In terms of institutions one sees immediately that if a company’s major creditor was a local bank, that bank may not find a loan to own opportunity an attractive option since managing and advising on day to day operations may not be a skill they specialize in. Yes, they can monitor daily cash flow but giving strategic advice in a specialized industry may not be within the bank’s core competencies. How does the US deal with this? The simple answer is that trading in the debt of distressed companies is made possible. Put simply a local bank can sell the distressed debt to a private equity reorganization specialist who then becomes the loan to own participant. In the US, the institutions that specialize in purchasing distressed debt are sometimes referred to unattractively as "vulture investors". The vulture investors make their money from taking control of the formally distressed company and getting it back on its feet as quickly as possible, so its equity value increases significantly. Aggressive reorganizations may involve systematic changes in the way the company is run which has implications for management and staff. Whether this could work in Italy would therefore depend upon whether sufficient "vultures" with their own finances and entrepreneurial spirit would be prepared to come forward and whether laws would allow them freedom to make sweeping organizational changes. Perhaps the fast-paced fresh start accounting methods of the US are a step too far?

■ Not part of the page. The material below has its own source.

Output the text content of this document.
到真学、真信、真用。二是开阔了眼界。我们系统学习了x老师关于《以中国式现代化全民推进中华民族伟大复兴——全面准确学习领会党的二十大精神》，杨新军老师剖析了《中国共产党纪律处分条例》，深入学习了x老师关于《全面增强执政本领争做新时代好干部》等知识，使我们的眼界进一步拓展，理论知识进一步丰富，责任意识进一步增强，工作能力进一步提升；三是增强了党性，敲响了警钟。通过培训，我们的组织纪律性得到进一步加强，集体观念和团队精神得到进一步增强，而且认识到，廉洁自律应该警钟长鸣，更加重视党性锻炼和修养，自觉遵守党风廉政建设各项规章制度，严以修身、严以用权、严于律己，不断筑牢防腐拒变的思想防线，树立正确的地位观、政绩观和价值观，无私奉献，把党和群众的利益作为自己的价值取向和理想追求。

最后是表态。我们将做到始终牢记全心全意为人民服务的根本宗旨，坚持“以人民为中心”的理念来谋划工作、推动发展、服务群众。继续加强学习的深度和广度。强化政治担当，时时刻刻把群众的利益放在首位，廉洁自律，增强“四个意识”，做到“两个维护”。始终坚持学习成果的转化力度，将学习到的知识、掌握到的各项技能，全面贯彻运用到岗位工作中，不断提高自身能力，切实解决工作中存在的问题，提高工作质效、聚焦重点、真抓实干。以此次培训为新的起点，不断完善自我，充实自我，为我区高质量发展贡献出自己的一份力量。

Recognizing that some reform in bankruptcy procedures was necessary within the EU, the commission has come up with some new proposals. The EU Directive no. 1023/2019 follows selected features of US Chapter 11 bankruptcy. The Directive provides a model for preventive restructuring frameworks (PRFs) to avoid insolvency proceedings such as bankruptcy. In particular, these frameworks allow entrepreneurs to submit their creditors a restructuring plan aimed at restructuring their business through several measures such as changing the composition, conditions or structure of a debtor’s assets and liabilities or any other part of the debtor’s capital structure. The wide scope of these provisions, potentially including several kinds of financial measures, can probably allow a fresh start for the European companies' balance sheets. But there are still too many unknowns in this case. First, the Directive needs to be adopted within each national legal system. This fact can reasonably determine different adaptations of the EU law in accordance with the existing legal rules in each Member State. While some States could adopt a regulation for PRFs that authorizes companies to organize fresh start accounting, other States could forbid it by reducing the scope of PRFs. Second, the EU Directive requires that the PRF shall be not only be adopted by the parties who are affected by the plan such as creditors or equity holders but also confirmed by a judicial or administrative authority. These limitations will probably reduce the initial impact of PRFs involving fresh start accounting on national legal systems. However, it is reasonable to expect financial practices in individual states to exploit the potential of the Directive. National legal systems will have to ensure various ways of implementing the restructuring plan in accordance with the broad scope of the directive. This fits in well with the new structure of Italian insolvency legislation (Legislative Decree no 14/2019) which prioritizes the negotiated solutions for restructuring the companies’ financial crisis as opposed to liquidation solutions.

Thoughts of a quick fresh starts for some Italian businesses may be considered fanciful because we all know recovery will often be slow and difficult. However speedy attention by regulators on how to apply the new PRFs is essential. While US fresh start accounting has issues it does illustrate what is possible if regulators choose to focus upon innovative solutions in a post COVID environment.